On conta cela à M. le Prince, il en fut un peu frappé, puis s’en moqua :
» C’est peut-être la Connétable qui vient voir sa maison ! «
Et « la Connétable » n’est autre que Louise de Budos (1575 – 1598), la seconde épouse du connétable Henri I de Montmorency.
En voici sa légende :

Louise de Budos (1575-1598), jeune veuve de dix-huit ans et sa mère, étaient dans l’entourage de Ia première femme du connétable, Antoinette de la Marck (1542-1591), lorsque celle-ci mourut.
Un jour, se promenant autour du château de Pézenas elles rencontrèrent une pauvre femme tenant un petit enfant, qui leur demanda l’aumône. La mère refusa, mais Louise, touchée par l’enfant, demanda à sa mère de leur donner une petite pièce. La pauvre femme remercie, leur dit que leur aumône ne sera pas perdue. Elle persuade la fille d’accepter une petite bague qu’elle doit faire en sorte de la passer au doigt du connétable et elle sera récompensée pour son bon cœur.
Ce conseil fut suivi, et le connétable épousa le 15 mars 1593, Louise de Budos, de 41 ans sa cadette. Leur mariage fut très heureux. Louise était
« la plus belle et la plus accomplie dame de son siècle ».
Cinq ans après ce mariage, Louise de Budos se trouvait à Chantilly avec sa tante, Laurence de Clermont-Montoison (1571 – 1654) et le comte de Cramail. Lors d’une promenade ils la virent s’approcher d’un inconnu, tout vêtu de noir et parler ensemble assez longtemps. Le lendemain, à dîner, on vint dire à la connétable que cet homme demandait à lui parler. Extrêmement émue elle répondit qu’il était bien pressé, mais sortit de table.

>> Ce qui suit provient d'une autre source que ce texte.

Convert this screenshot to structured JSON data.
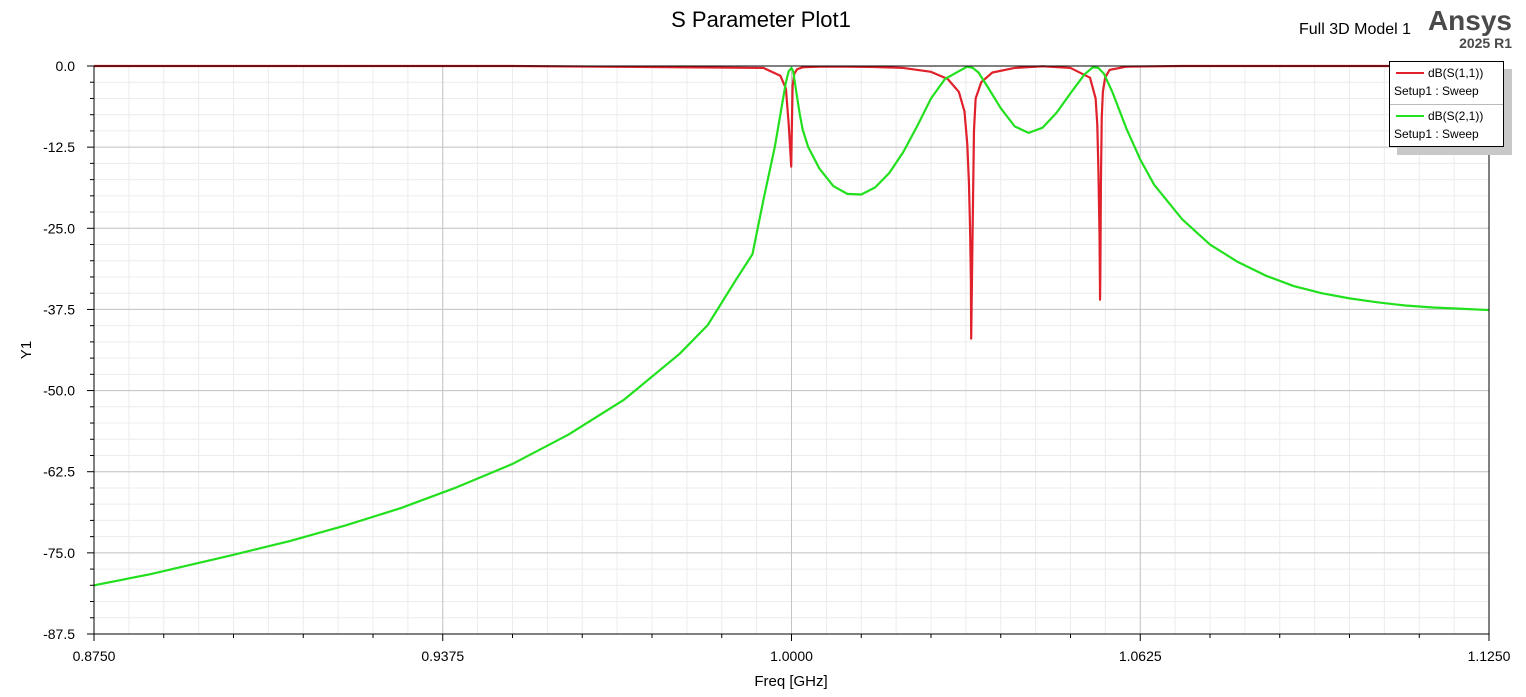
{
  "header": {
    "model": "Full 3D Model 1",
    "brand": "Ansys",
    "version": "2025 R1"
  },
  "chart_data": {
    "type": "line",
    "title": "S Parameter Plot1",
    "xlabel": "Freq [GHz]",
    "ylabel": "Y1",
    "xlim": [
      0.875,
      1.125
    ],
    "ylim": [
      -87.5,
      0
    ],
    "xticks": [
      0.875,
      0.9375,
      1.0,
      1.0625,
      1.125
    ],
    "xtick_labels": [
      "0.8750",
      "0.9375",
      "1.0000",
      "1.0625",
      "1.1250"
    ],
    "yticks": [
      0,
      -12.5,
      -25,
      -37.5,
      -50,
      -62.5,
      -75,
      -87.5
    ],
    "ytick_labels": [
      "0.0",
      "-12.5",
      "-25.0",
      "-37.5",
      "-50.0",
      "-62.5",
      "-75.0",
      "-87.5"
    ],
    "grid": true,
    "legend_position": "top-right",
    "series": [
      {
        "name": "dB(S(1,1))",
        "setup": "Setup1 : Sweep",
        "color": "#e0202a",
        "x": [
          0.875,
          0.95,
          0.995,
          0.998,
          0.999,
          0.9995,
          0.99985,
          0.99995,
          1.00005,
          1.0002,
          1.0005,
          1.001,
          1.002,
          1.005,
          1.01,
          1.015,
          1.02,
          1.025,
          1.028,
          1.03,
          1.031,
          1.0315,
          1.0318,
          1.032,
          1.03215,
          1.0322,
          1.0324,
          1.0327,
          1.033,
          1.034,
          1.036,
          1.04,
          1.045,
          1.05,
          1.0535,
          1.0545,
          1.0548,
          1.055,
          1.0552,
          1.0553,
          1.05535,
          1.05545,
          1.0556,
          1.0558,
          1.0562,
          1.057,
          1.06,
          1.07,
          1.09,
          1.125
        ],
        "y": [
          0,
          0,
          -0.3,
          -1.5,
          -3.5,
          -9,
          -14,
          -15.5,
          -10,
          -3,
          -1.2,
          -0.5,
          -0.2,
          -0.1,
          -0.1,
          -0.15,
          -0.3,
          -0.9,
          -2,
          -4,
          -7,
          -12,
          -18,
          -25,
          -33,
          -42,
          -29,
          -10,
          -5,
          -2.5,
          -1,
          -0.3,
          -0.05,
          -0.3,
          -1.8,
          -5,
          -9,
          -16,
          -26,
          -36,
          -32,
          -18,
          -8,
          -4,
          -1.8,
          -0.6,
          -0.1,
          0,
          0,
          0
        ]
      },
      {
        "name": "dB(S(2,1))",
        "setup": "Setup1 : Sweep",
        "color": "#22e01e",
        "x": [
          0.875,
          0.885,
          0.9,
          0.91,
          0.92,
          0.93,
          0.94,
          0.95,
          0.96,
          0.97,
          0.98,
          0.985,
          0.99,
          0.993,
          0.995,
          0.997,
          0.998,
          0.999,
          0.9995,
          1.0,
          1.0003,
          1.0006,
          1.001,
          1.0015,
          1.002,
          1.003,
          1.005,
          1.0075,
          1.01,
          1.0125,
          1.015,
          1.0175,
          1.02,
          1.0225,
          1.025,
          1.0275,
          1.03,
          1.0315,
          1.0325,
          1.0335,
          1.035,
          1.0375,
          1.04,
          1.0425,
          1.045,
          1.0475,
          1.05,
          1.0525,
          1.054,
          1.055,
          1.056,
          1.0575,
          1.06,
          1.0625,
          1.065,
          1.07,
          1.075,
          1.08,
          1.085,
          1.09,
          1.095,
          1.1,
          1.105,
          1.11,
          1.115,
          1.12,
          1.125
        ],
        "y": [
          -80,
          -78.3,
          -75.3,
          -73.2,
          -70.8,
          -68.1,
          -64.9,
          -61.3,
          -56.8,
          -51.4,
          -44.3,
          -39.9,
          -33,
          -29,
          -20.5,
          -12.5,
          -7.5,
          -2.5,
          -0.8,
          -0.3,
          -0.8,
          -2.5,
          -4.8,
          -7.5,
          -9.8,
          -12.5,
          -15.8,
          -18.5,
          -19.7,
          -19.8,
          -18.7,
          -16.5,
          -13.3,
          -9.3,
          -5,
          -2,
          -0.8,
          -0.1,
          -0.3,
          -1,
          -3,
          -6.5,
          -9.3,
          -10.3,
          -9.5,
          -7.2,
          -4.2,
          -1.3,
          -0.2,
          -0.3,
          -1.2,
          -4,
          -9.6,
          -14.4,
          -18.3,
          -23.6,
          -27.5,
          -30.2,
          -32.3,
          -33.9,
          -35,
          -35.8,
          -36.4,
          -36.9,
          -37.2,
          -37.4,
          -37.6
        ]
      }
    ]
  }
}
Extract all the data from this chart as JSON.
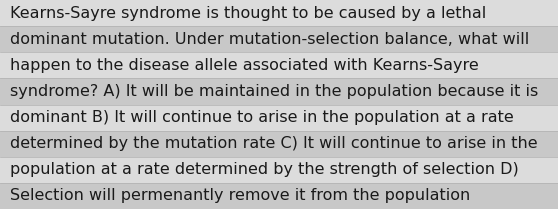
{
  "lines": [
    "Kearns-Sayre syndrome is thought to be caused by a lethal",
    "dominant mutation. Under mutation-selection balance, what will",
    "happen to the disease allele associated with Kearns-Sayre",
    "syndrome? A) It will be maintained in the population because it is",
    "dominant B) It will continue to arise in the population at a rate",
    "determined by the mutation rate C) It will continue to arise in the",
    "population at a rate determined by the strength of selection D)",
    "Selection will permenantly remove it from the population"
  ],
  "background_color": "#d4d4d4",
  "stripe_color_light": "#dcdcdc",
  "stripe_color_dark": "#c8c8c8",
  "separator_color": "#b0b0b0",
  "text_color": "#1a1a1a",
  "font_size": 11.5,
  "fig_width": 5.58,
  "fig_height": 2.09
}
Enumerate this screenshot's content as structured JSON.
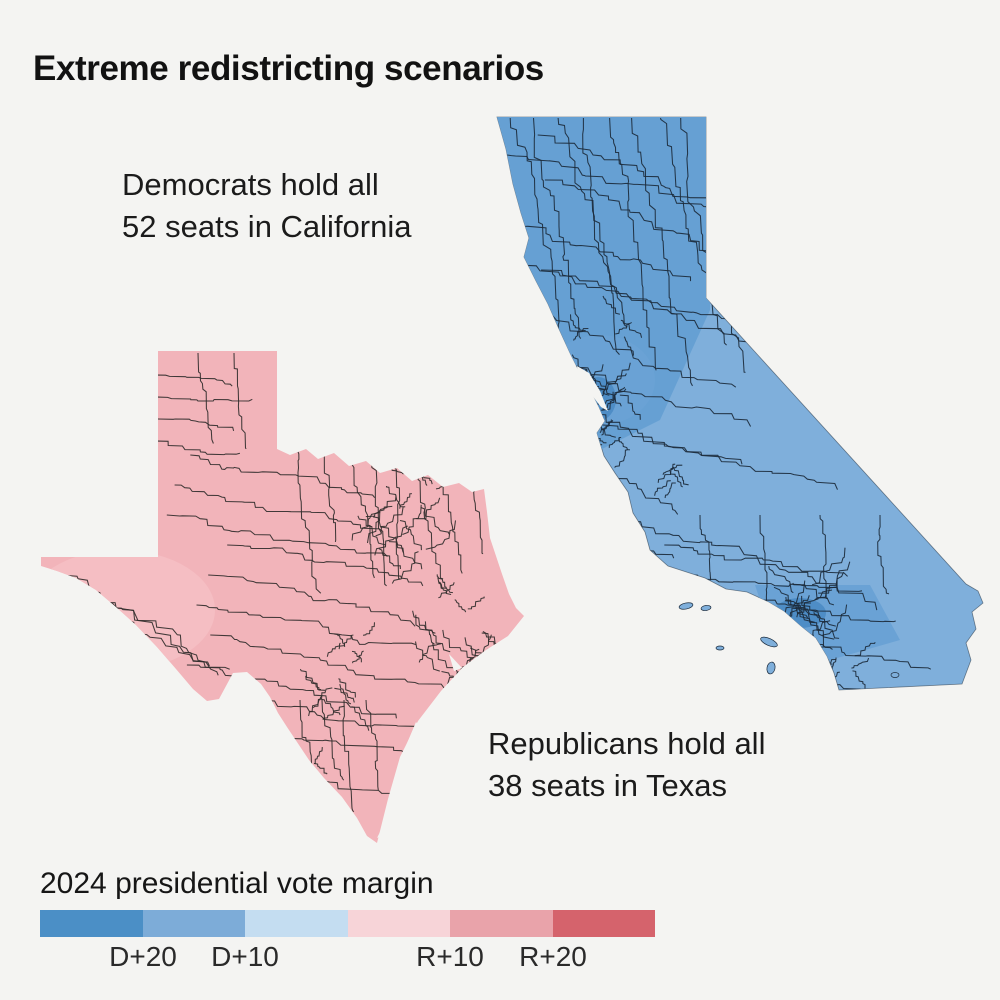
{
  "title": "Extreme redistricting scenarios",
  "background": "#F4F4F2",
  "annotations": {
    "california": {
      "line1": "Democrats hold all",
      "line2": "52 seats in California"
    },
    "texas": {
      "line1": "Republicans hold all",
      "line2": "38 seats in Texas"
    }
  },
  "legend": {
    "title": "2024 presidential vote margin",
    "labels": [
      "D+20",
      "D+10",
      "R+10",
      "R+20"
    ],
    "swatches": [
      {
        "name": "dem-more-than-20",
        "color": "#4B8FC6"
      },
      {
        "name": "dem-10-to-20",
        "color": "#7DACD8"
      },
      {
        "name": "dem-0-to-10",
        "color": "#C4DDF1"
      },
      {
        "name": "rep-0-to-10",
        "color": "#F7D4D8"
      },
      {
        "name": "rep-10-to-20",
        "color": "#E9A3AA"
      },
      {
        "name": "rep-more-than-20",
        "color": "#D5636C"
      }
    ]
  },
  "maps": {
    "california": {
      "label": "California",
      "fill_base": "#7FAFDB",
      "fill_north": "#66A0D3",
      "fill_medium": "#6AA2D5",
      "fill_dark": "#4E8DC6",
      "line_color": "#1C2B3C"
    },
    "texas": {
      "label": "Texas",
      "fill_base": "#F2B4BA",
      "fill_light": "#F5BEC3",
      "line_color": "#322E2D"
    }
  }
}
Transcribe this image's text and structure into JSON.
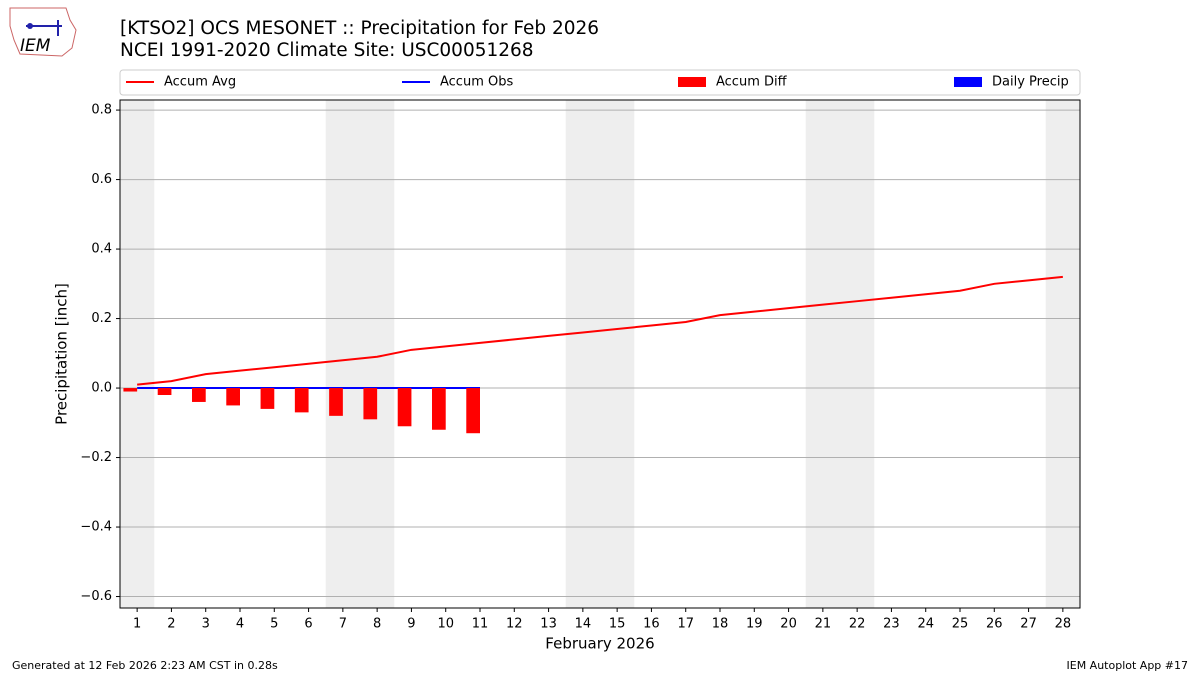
{
  "logo_text": "IEM",
  "footer": {
    "left": "Generated at 12 Feb 2026 2:23 AM CST in 0.28s",
    "right": "IEM Autoplot App #17"
  },
  "chart_data": {
    "type": "combo",
    "title": "[KTSO2] OCS MESONET :: Precipitation for Feb 2026",
    "subtitle": "NCEI 1991-2020 Climate Site: USC00051268",
    "xlabel": "February 2026",
    "ylabel": "Precipitation [inch]",
    "x": [
      1,
      2,
      3,
      4,
      5,
      6,
      7,
      8,
      9,
      10,
      11,
      12,
      13,
      14,
      15,
      16,
      17,
      18,
      19,
      20,
      21,
      22,
      23,
      24,
      25,
      26,
      27,
      28
    ],
    "xlim": [
      0.5,
      28.5
    ],
    "xticks": [
      1,
      2,
      3,
      4,
      5,
      6,
      7,
      8,
      9,
      10,
      11,
      12,
      13,
      14,
      15,
      16,
      17,
      18,
      19,
      20,
      21,
      22,
      23,
      24,
      25,
      26,
      27,
      28
    ],
    "ylim": [
      -0.633,
      0.829
    ],
    "yticks": [
      {
        "value": -0.6,
        "label": "−0.6"
      },
      {
        "value": -0.4,
        "label": "−0.4"
      },
      {
        "value": -0.2,
        "label": "−0.2"
      },
      {
        "value": 0,
        "label": "0.0"
      },
      0.2,
      0.4,
      0.6,
      0.8
    ],
    "grid": true,
    "legend": "top",
    "shaded_spans": [
      [
        0.5,
        1.5
      ],
      [
        6.5,
        8.5
      ],
      [
        13.5,
        15.5
      ],
      [
        20.5,
        22.5
      ],
      [
        27.5,
        28.5
      ]
    ],
    "shade_color": "#eeeeee",
    "series": [
      {
        "name": "Accum Avg",
        "kind": "line",
        "color": "#ff0000",
        "values": [
          0.01,
          0.02,
          0.04,
          0.05,
          0.06,
          0.07,
          0.08,
          0.09,
          0.11,
          0.12,
          0.13,
          0.14,
          0.15,
          0.16,
          0.17,
          0.18,
          0.19,
          0.21,
          0.22,
          0.23,
          0.24,
          0.25,
          0.26,
          0.27,
          0.28,
          0.3,
          0.31,
          0.32
        ]
      },
      {
        "name": "Accum Obs",
        "kind": "line",
        "color": "#0000ff",
        "values": [
          0,
          0,
          0,
          0,
          0,
          0,
          0,
          0,
          0,
          0,
          0,
          null,
          null,
          null,
          null,
          null,
          null,
          null,
          null,
          null,
          null,
          null,
          null,
          null,
          null,
          null,
          null,
          null
        ]
      },
      {
        "name": "Accum Diff",
        "kind": "bar",
        "color": "#ff0000",
        "values": [
          -0.01,
          -0.02,
          -0.04,
          -0.05,
          -0.06,
          -0.07,
          -0.08,
          -0.09,
          -0.11,
          -0.12,
          -0.13,
          null,
          null,
          null,
          null,
          null,
          null,
          null,
          null,
          null,
          null,
          null,
          null,
          null,
          null,
          null,
          null,
          null
        ]
      },
      {
        "name": "Daily Precip",
        "kind": "bar",
        "color": "#0000ff",
        "values": [
          0,
          0,
          0,
          0,
          0,
          0,
          0,
          0,
          0,
          0,
          0,
          null,
          null,
          null,
          null,
          null,
          null,
          null,
          null,
          null,
          null,
          null,
          null,
          null,
          null,
          null,
          null,
          null
        ]
      }
    ]
  }
}
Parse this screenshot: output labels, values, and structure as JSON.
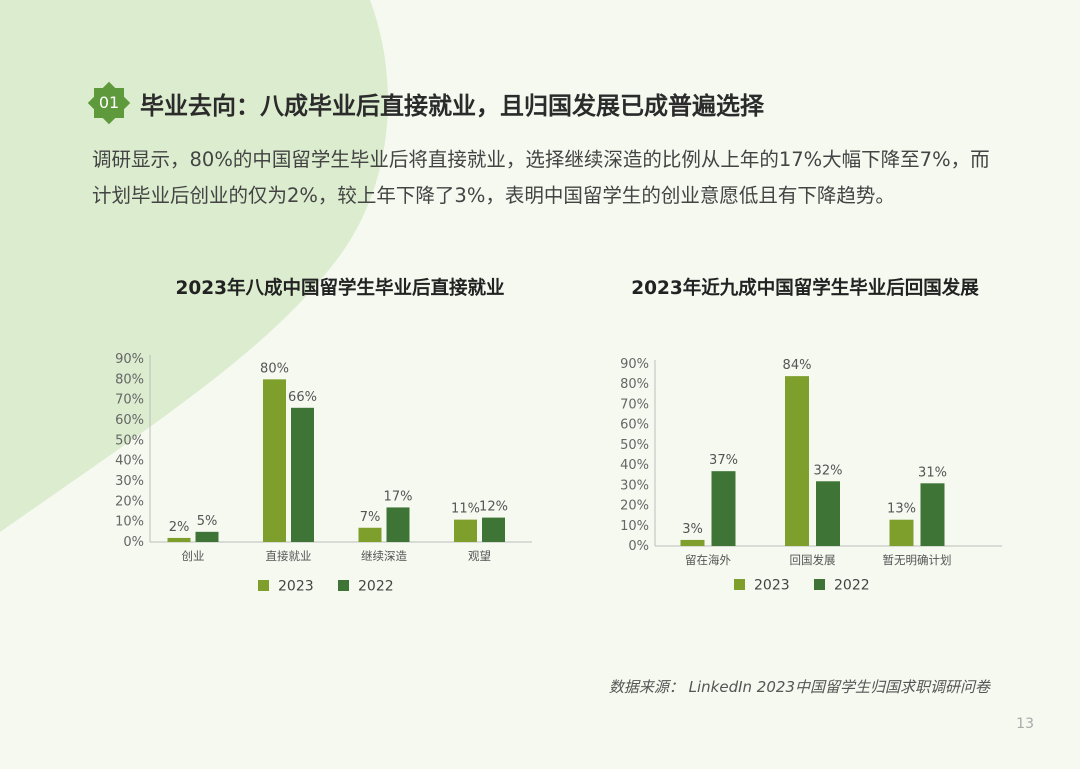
{
  "section": {
    "badge": "01",
    "title": "毕业去向：八成毕业后直接就业，且归国发展已成普遍选择"
  },
  "intro": "调研显示，80%的中国留学生毕业后将直接就业，选择继续深造的比例从上年的17%大幅下降至7%，而计划毕业后创业的仅为2%，较上年下降了3%，表明中国留学生的创业意愿低且有下降趋势。",
  "colors": {
    "series_2023": "#7f9f2d",
    "series_2022": "#3e7436",
    "background": "#f5f9f0",
    "blob": "#dceccf",
    "badge": "#5e9a3c"
  },
  "chart_data": [
    {
      "type": "bar",
      "title": "2023年八成中国留学生毕业后直接就业",
      "categories": [
        "创业",
        "直接就业",
        "继续深造",
        "观望"
      ],
      "series": [
        {
          "name": "2023",
          "values": [
            2,
            80,
            7,
            11
          ],
          "labels": [
            "2%",
            "80%",
            "7%",
            "11%"
          ]
        },
        {
          "name": "2022",
          "values": [
            5,
            66,
            17,
            12
          ],
          "labels": [
            "5%",
            "66%",
            "17%",
            "12%"
          ]
        }
      ],
      "ylim": [
        0,
        90
      ],
      "yticks": [
        "0%",
        "10%",
        "20%",
        "30%",
        "40%",
        "50%",
        "60%",
        "70%",
        "80%",
        "90%"
      ],
      "legend": "bottom",
      "grid": false
    },
    {
      "type": "bar",
      "title": "2023年近九成中国留学生毕业后回国发展",
      "categories": [
        "留在海外",
        "回国发展",
        "暂无明确计划"
      ],
      "series": [
        {
          "name": "2023",
          "values": [
            3,
            84,
            13
          ],
          "labels": [
            "3%",
            "84%",
            "13%"
          ]
        },
        {
          "name": "2022",
          "values": [
            37,
            32,
            31
          ],
          "labels": [
            "37%",
            "32%",
            "31%"
          ]
        }
      ],
      "ylim": [
        0,
        90
      ],
      "yticks": [
        "0%",
        "10%",
        "20%",
        "30%",
        "40%",
        "50%",
        "60%",
        "70%",
        "80%",
        "90%"
      ],
      "legend": "bottom",
      "grid": false
    }
  ],
  "source": "数据来源： LinkedIn 2023中国留学生归国求职调研问卷",
  "page_number": "13"
}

Elle dit à sa tante et au comte de Cramail qu’ils avaient des affaires ensemble et qu’ils pourraient bien n’être pas d’accord et faire du bruit, mais n’importe combien de temps cela put durer et n’importe quel bruit ils entendissent, elle leur demandait de les laisser et leur défendait d’approcher du cabinet où elle s’en allait avec cet homme. Tout cela ne fit qu’augmenter fortement leurs inquiétudes et commença à leur paraître bien étrange. Mais ce fut encore pire quand, après avoir attendu tout le soir, ils se rendirent à la porte du cabinet, d’où ne venait aucun bruit. Ils finirent par enfoncer la porte et y trouvèrent la Connétable seule, morte, par terre, le cou entièrement tourné, le visage vers le dos, sans être pourtant défigurée, et dans le cabinet une forte odeur de soufre.
La tante de la connétable, éperdue, se jeta sur son corps, et sans savoir ce qu’elle faisait mit à son doigt cette bague que le connétable avait rendue à sa femme.
Le désespoir du connétable fut extrême ; mais dès qu’il vit la tante de sa femme, qu’avant il n’avait jamais pu supporter, il lui fit mille amitiés. Et à la grande surprise de tous, il lui fit la proposition de l’épouser.
Ce qui se fit très vite, en 1601.

L’aversion du connétable pour elle, si marquée du vivant de Louise, faisait un grand contraste avec la nouvelle situation. Laurence pensa enfin à cette bague qu’elle avait prise au doigt de sa nièce morte et qu’elle avait depuis gardée au sien. Par scrupule elle consulta le connétable qui se moqua d’elle, mais voyant que cela continuait à la tourmenter, il lui dit qu’elle n’avait qu’à l’enlever.
En se promenant dans les jardins d’Écouen, elle y jeta sa bague.
Cet instant fut le moment du divorce. Le connétable revint à soi comme par enchantement, renvoya sa femme au château de l’Isle Adam, sans jamais la revoir après.
Ce qui s’ajoute, c’est qu’il prit gout aussitôt pour Écouen et le jardin, du côté où la bague était tombée.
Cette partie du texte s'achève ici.